Termine di origine greca: distrazione della mente, uscita da sé. Indica,
nel suo significato più generale, uno stato d'isolamento e d'evasione,
proprio di chi è assorbito da un'idea o da un'emozione particolare. Vari
sono gli stati che possono essere definiti come
e., e comprendono la
meditazione del filosofo, l'esperienza mistica, lo stato delirante di un
ammalato mentale. Come stato psichico morboso l'
e. consiste nella
sospensione assoluta di ogni attività mentale e nel totale distacco dalle
cose circostanti. Uno stato analogo si può però attuare anche in
soggetti sani, dotati di eccezionale immaginazione rappresentativa. Come
esperienza mistico-religiosa l'
e. si ritrova sin dai culti più
primitivi e spesso è parte di primaria importanza nei riti d'iniziazione.
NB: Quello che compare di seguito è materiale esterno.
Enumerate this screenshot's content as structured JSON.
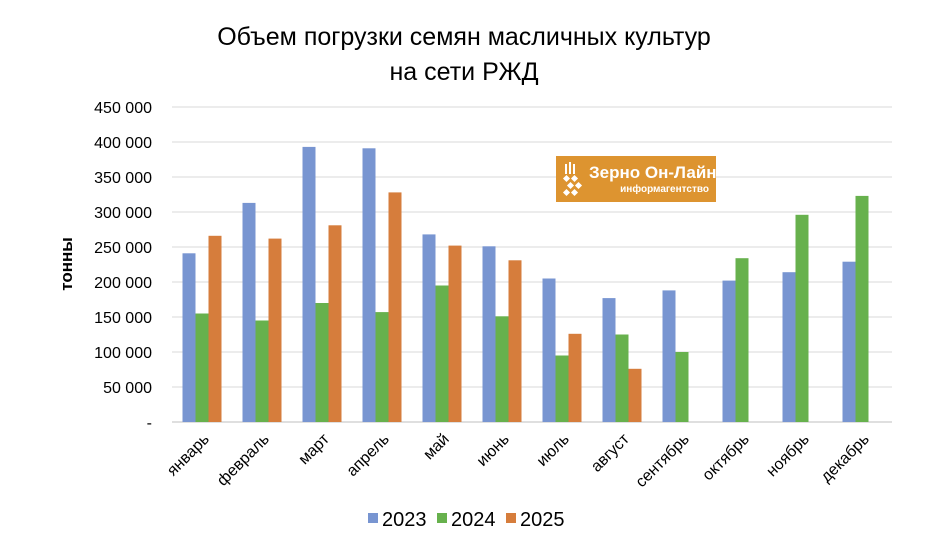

Nella filosofia greca classica, l'
e. è intesa come uno stato in
cui lo spirito, tutto teso alla contemplazione, sembra immolarsi al di là
della materia. Il pensiero cristiano pone l'
e. alla sommità
dell'esperienza mistica. Il neoplatonico Plotino, nel cui pensiero confluiscono
le grandi esperienze della filosofia occidentale e orientale, considera
l'
e. come l'esperienza più alta dell'anima. Nell'
e. l'anima
perde la propria individualità e ritrova l'unità con se stessa
perché si è ricongiunta con l'Uno. In tal modo, l'anima, che di
per sé non è divina, si fa divina. L'
e. mistica viene
considerata come il vertice dell'elevazione dell'uomo verso Dio da vari padri
della Chiesa. Ma è soprattutto nel misticismo medioevale che l'
e.
viene esaltata come massimo grado dell'esperienza contemplativa. Così
Bernardo di Chiaravalle (1091-1153), avversario del razionalismo, nega ogni
valore alla conoscenza razionale considerandola "turpe curiosità" ed
esalta la pratica della fede vissuta come esperienza mistica. La via mistica
presenta tre gradi: 1) riconoscimento della propria miseria; 2) compatimento
della miseria altrui; 3) purificazione dell'anima per renderla degna di
contemplare Dio. Il vertice supremo della contemplazione è dato
dall'
e. che, mediante l'amore, avvicina l'anima a Dio. San Bonaventura
(1221-1274) considera l'
e. come il superamento di ogni situazione
intellettuale, definendola come una condizione d'"ignoranza dotta", in cui
l'uomo, partecipando alla vita di Dio, riesce a conoscerne l'essenza.